MORE THAN WHAT SHE LIKES, FIND OUT WHAT SHE DOESN’T LIKE
Food allergies, lifestyle dietary decisions like vegetarianism, averse to spicy food, all of these things are necessary information. Before I even ask what a girl likes, I ask her what she doesn’t like or what she can’t eat. One time, I insisted on going to a restaurant in New York City called the Fatty Crab, and the girl I was taking wasn’t into spicy food. When we arrived and sat at our table, the waiter said 90 percent of the menu was spicy to some degree, but my date, bless her heartburn, toughed it out anyway.
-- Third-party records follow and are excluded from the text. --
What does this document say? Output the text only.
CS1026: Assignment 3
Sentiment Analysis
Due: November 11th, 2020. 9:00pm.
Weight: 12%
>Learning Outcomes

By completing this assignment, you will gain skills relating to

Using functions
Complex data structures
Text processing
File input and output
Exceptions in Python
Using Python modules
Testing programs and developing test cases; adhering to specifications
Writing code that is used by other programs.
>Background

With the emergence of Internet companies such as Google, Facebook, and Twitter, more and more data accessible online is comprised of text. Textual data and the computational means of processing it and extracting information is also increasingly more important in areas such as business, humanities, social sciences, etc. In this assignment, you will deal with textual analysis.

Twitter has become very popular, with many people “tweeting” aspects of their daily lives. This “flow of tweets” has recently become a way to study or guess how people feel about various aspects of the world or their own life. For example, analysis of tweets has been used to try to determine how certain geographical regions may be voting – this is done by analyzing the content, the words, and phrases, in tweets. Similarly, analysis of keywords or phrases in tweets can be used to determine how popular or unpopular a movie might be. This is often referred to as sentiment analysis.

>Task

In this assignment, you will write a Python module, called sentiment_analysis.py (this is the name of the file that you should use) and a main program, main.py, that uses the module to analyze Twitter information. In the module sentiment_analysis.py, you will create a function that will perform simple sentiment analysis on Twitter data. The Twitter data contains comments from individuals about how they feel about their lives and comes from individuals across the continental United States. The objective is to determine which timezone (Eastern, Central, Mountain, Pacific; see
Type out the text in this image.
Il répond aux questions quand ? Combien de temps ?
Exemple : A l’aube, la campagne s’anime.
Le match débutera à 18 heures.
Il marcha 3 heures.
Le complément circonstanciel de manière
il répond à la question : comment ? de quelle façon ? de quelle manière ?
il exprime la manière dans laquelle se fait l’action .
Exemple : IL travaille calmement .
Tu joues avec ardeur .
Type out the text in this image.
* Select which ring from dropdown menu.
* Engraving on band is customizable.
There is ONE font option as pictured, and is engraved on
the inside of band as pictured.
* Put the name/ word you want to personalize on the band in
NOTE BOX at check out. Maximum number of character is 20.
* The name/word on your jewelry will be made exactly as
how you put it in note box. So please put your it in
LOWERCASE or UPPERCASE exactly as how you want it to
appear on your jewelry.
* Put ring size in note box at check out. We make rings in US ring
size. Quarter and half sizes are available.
I admired her for that, but there was a lot of food left on the table and a lot of money wasted. I learned even if a menu has a couple of items sprinkled throughout that suits the person’s dietary needs, it’s best to go where there’s more of a selection from which the person can choose. What kind of jerk would take a vegetarian to a steakhouse even if they did have salad?
SAVE ROOM FOR DESSERT AND GO SOMEWHERE ELSE TO GET IT
Why as adults do we still subscribe to our parents rule that just because we couldn’t finish our dinner, we can’t have dessert? I say, do dessert, but go somewhere else to do it. And then look at that, it’s like two dates in one. But honestly, dessert is one of those things that doesn’t always need to be as high end or fancy as dinner. As a matter of fact, most people already have a favorite dessert place, so why not go there instead of taking a chance on a place you’re visiting for the first time? In other words, I’m sure this place we just had dinner at has great cheesecake, but I highly doubt it’s better than the Cheesecake Factory.